In this post, however, we’ll use the very basic CNN summarized by the image below to shed some light into the way a computer is able to “see” and “learn”.
So, what does this mean? Why are we doing it and how does it help us to teach a computer to classify street signs?
First, we have our input images, all with dimensions of 32x32x3, or more simply, images that are 32 pixels in height and width, with 3 color channels (red, green, and blue). Because these inputs differ from those of other neural networks, where model inputs are vectors, we’ll need to massage our input images in order to reliably classify them using Deep Learning. For this example, I selected a random image from the dataset. Let’s take a look at the example, as well as display how the image is evaluated by our model:
# Selecting an example image
example = plt.imshow(data['x_train'][2, :, :, :])
As I mentioned previously, computers “see” images as grouped matrices called tensors. Let’s take a look using the same example image:
# Displaying Image Tensor
how_the_computer_sees_it = data['x_train']
Now that we’ve taken a look at the model inputs, let’s take a closer look at the process:
Following the figure above, the first layer applied to the input image is a convolutional layer. In this step, we apply a convolutional kernel to our image, effectively sliding a smaller 3x3 pixel filter over the input image, evaluating their dot products. In the case above, we’ve chosen to apply 32 filters in this convolutional step, resizing the dimensionality of the layer output.
Next, a pooling layer is applied to reduce the dimensionality (and therefore parameters) of the model using a sliding 2x2 filter, selecting the maximum value for each “window” or “chunk” of our parsed image.

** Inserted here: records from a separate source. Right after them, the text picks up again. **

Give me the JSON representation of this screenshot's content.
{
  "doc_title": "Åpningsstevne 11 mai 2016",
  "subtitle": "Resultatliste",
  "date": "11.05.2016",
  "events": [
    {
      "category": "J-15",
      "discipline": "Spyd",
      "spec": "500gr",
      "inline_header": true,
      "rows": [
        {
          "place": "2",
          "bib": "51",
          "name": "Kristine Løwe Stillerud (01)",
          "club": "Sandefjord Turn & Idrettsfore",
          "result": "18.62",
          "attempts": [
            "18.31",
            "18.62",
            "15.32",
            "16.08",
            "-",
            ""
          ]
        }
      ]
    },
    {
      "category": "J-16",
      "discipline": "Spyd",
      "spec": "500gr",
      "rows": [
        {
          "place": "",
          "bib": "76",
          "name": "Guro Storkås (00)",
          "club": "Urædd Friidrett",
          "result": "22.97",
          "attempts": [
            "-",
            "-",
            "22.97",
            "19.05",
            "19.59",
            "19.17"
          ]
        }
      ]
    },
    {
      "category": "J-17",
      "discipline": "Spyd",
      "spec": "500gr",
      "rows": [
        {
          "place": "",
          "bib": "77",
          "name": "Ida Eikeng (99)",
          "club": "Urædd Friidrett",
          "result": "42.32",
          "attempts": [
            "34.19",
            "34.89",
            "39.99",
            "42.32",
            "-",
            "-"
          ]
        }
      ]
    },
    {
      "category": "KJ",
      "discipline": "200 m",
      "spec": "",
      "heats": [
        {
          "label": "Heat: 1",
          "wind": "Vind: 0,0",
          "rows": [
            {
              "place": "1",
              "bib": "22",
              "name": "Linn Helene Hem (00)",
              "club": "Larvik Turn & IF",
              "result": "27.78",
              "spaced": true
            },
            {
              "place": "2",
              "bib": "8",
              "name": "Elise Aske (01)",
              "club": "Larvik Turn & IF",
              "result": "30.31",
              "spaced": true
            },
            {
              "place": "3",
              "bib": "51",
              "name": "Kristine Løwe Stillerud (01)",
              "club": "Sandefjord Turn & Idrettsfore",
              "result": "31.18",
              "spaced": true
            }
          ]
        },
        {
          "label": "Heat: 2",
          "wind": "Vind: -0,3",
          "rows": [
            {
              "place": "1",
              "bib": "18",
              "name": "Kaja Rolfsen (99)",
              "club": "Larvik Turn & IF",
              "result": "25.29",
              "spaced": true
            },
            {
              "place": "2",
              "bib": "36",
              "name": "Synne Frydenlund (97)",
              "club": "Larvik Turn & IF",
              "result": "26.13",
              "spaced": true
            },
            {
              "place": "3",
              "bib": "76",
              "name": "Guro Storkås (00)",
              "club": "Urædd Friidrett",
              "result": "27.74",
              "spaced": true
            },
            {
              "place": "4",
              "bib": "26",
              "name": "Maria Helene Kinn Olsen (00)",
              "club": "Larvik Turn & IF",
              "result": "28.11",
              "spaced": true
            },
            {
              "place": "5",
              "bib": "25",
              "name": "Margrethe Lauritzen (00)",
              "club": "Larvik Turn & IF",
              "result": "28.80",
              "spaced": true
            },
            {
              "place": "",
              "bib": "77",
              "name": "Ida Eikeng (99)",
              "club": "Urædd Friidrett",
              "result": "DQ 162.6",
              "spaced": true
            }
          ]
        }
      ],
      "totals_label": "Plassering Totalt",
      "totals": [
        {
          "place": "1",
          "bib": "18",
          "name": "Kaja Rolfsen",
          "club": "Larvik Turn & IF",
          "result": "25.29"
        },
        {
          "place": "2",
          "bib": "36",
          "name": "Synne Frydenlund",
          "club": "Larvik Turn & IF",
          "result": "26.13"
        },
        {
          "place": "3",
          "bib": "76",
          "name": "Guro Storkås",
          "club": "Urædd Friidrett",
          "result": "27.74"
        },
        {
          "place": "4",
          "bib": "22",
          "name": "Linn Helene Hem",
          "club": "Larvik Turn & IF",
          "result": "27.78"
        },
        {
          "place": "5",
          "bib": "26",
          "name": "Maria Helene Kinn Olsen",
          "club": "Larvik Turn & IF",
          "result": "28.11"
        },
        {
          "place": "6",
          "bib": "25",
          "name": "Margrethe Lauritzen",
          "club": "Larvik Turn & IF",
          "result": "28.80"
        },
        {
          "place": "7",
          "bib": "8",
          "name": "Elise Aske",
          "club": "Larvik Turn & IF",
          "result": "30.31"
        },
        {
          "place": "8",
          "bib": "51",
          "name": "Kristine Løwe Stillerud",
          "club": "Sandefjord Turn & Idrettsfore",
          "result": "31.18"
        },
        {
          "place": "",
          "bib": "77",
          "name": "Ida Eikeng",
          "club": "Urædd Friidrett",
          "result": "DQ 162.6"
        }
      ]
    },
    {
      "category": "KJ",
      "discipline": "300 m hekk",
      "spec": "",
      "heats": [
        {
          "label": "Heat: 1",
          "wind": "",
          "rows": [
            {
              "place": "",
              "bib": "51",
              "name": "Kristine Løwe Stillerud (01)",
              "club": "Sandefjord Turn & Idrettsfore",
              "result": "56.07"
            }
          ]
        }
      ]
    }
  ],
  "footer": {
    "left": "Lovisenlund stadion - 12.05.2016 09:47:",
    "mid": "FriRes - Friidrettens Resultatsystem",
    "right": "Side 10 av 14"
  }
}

Finally, in order to massage our image input into a vectorized format compatible with the dense layers of our neural network we’ll use to classify our images, we flatten the image input into an array.
While we can see the highlighting of edges and shapes in the image above, our outputs don’t appear very “clear” to the human eye. Despite this, even this very simple CNN classified images of street signs from the database relatively well (~80%). Following the creation and evaluation of this baseline model, I trained additional, tuned CNNs and evaluated their performance with an accuracy of >94%. You can check out my code and conclusions by checking out this link.
In a real world context, the task at hand is much more complex than simply classifying signs. In the context of self-driving, objects of many types, from many angles, must all be processed, classified, and acted upon extremely reliably at high speeds, all with human lives hanging in the balance.
Among of the most significant factors to remember when considering the results of our experiment, and others that use neural networks to classify image data, is the image quality used to train our models. While using very small images greatly reduces the time/resources required to train deep learning models, it can also very likely hamper classification performance. This same challenge is amplified greatly when models must account for many more factors all while controlling a vehicle moving at high speeds. This detail highlights the immense challenges faced by companies like Tesla, and the significance of their recent acquisition of DeepScale, a company focused on reducing the resources required to classify image data obtained from sensors in self-driving cars.